= Mario Faustinelli =

Italian comic book artist and editor (1924–2006)

Mario Faustinelli (8 November 1924 – 31 July 2006) was an Italian comic book artist and editor.

Faustinelli was born in Venice in 1924. After the end of World War II, Faustinelli, along with artists Hugo Pratt, Ivo Pavone, and Dino Battaglia, moved to Argentina in search of work; they became known as the "Venice Group." In 1945 Faustinelli, along with Pratt and Alberto Ongaro, created the character "Asso di Picche" ("Ace of Spades"). Faustinelli later became the editor of Asso di Picche magazine, and continued to write the series.

Faustinelli returned to Italy in 1957. He co-write the script for the 1961 film, The Adventures of Topo Gigio.
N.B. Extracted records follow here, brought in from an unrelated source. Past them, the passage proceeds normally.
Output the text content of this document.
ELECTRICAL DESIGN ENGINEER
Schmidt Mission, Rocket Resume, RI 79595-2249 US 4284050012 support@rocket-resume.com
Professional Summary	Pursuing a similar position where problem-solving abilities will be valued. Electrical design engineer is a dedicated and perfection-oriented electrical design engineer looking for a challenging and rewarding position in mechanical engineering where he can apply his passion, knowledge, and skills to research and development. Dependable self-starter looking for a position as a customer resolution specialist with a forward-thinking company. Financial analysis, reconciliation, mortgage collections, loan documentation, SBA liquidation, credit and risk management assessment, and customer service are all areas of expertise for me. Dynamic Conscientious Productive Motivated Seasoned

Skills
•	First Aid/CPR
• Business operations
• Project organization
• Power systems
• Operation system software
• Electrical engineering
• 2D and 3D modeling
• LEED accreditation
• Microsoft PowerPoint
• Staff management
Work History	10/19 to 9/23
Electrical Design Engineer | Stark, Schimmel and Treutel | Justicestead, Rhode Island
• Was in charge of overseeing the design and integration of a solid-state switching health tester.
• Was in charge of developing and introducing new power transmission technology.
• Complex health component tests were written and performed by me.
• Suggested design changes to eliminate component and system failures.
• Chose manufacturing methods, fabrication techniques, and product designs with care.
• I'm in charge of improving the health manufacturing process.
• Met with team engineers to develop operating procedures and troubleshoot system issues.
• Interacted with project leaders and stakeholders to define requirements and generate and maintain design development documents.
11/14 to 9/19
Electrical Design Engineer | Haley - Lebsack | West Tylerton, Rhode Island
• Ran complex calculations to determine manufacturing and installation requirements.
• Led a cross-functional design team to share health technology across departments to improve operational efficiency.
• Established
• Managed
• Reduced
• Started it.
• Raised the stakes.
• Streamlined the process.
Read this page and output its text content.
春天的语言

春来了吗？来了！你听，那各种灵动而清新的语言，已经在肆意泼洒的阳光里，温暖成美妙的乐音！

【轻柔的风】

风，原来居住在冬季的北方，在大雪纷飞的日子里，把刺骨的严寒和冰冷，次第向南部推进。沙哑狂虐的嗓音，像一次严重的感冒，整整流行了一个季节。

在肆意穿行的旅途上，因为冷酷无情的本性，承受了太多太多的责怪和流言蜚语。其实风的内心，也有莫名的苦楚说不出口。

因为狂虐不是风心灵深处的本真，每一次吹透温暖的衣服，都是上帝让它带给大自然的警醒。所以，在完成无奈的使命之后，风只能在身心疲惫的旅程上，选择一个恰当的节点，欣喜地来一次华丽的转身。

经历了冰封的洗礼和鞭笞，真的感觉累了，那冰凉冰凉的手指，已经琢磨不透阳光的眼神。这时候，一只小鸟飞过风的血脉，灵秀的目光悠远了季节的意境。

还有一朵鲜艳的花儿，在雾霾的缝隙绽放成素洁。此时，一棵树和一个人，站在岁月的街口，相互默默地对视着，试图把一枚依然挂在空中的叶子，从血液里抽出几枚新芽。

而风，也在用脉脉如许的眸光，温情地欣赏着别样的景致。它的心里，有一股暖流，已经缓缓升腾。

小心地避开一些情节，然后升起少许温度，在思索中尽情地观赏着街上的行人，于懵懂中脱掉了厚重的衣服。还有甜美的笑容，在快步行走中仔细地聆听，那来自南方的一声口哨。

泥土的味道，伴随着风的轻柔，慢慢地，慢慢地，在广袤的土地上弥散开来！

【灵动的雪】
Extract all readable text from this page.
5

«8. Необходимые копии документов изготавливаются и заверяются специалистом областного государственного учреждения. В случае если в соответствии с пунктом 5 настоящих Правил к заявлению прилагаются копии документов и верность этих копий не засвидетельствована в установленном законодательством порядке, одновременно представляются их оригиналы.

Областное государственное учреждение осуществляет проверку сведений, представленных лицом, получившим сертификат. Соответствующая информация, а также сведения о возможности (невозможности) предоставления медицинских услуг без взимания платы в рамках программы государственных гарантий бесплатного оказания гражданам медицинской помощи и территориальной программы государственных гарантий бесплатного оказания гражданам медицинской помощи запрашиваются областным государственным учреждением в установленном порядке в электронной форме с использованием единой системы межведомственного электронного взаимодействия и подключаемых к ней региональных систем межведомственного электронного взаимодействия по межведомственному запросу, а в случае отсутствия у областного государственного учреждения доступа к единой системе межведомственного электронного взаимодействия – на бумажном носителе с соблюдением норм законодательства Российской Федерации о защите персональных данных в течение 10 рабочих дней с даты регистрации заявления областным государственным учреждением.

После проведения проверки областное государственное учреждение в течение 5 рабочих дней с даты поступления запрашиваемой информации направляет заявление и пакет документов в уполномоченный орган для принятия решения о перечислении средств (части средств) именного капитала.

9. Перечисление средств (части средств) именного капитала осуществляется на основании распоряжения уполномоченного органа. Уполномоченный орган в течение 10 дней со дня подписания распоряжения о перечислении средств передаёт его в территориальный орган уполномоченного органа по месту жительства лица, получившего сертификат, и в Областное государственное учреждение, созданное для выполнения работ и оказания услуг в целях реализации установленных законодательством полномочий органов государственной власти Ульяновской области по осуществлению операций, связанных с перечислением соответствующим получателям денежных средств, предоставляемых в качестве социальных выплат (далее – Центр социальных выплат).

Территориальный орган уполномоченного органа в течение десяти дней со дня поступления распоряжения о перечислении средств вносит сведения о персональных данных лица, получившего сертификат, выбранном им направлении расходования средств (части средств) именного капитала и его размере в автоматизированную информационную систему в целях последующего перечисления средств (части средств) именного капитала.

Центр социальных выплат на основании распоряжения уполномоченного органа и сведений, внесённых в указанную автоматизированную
In 1964 he created the character and comic strip Kolosso with artist Carlo Cossio. Kolosso is a likeable, muscular giant who is sent in different ages, through a time machine used by his opponent. He is often accompanied by the weak but intelligent Ferruccio. Other artists who have worked on Kolosso are Franco Paludetti, Antonio Canale and Carlo Porciani. In 2004 a new series of Kolosso stories was published by Editrice If.

Faustinelli died in Milan after a long illness.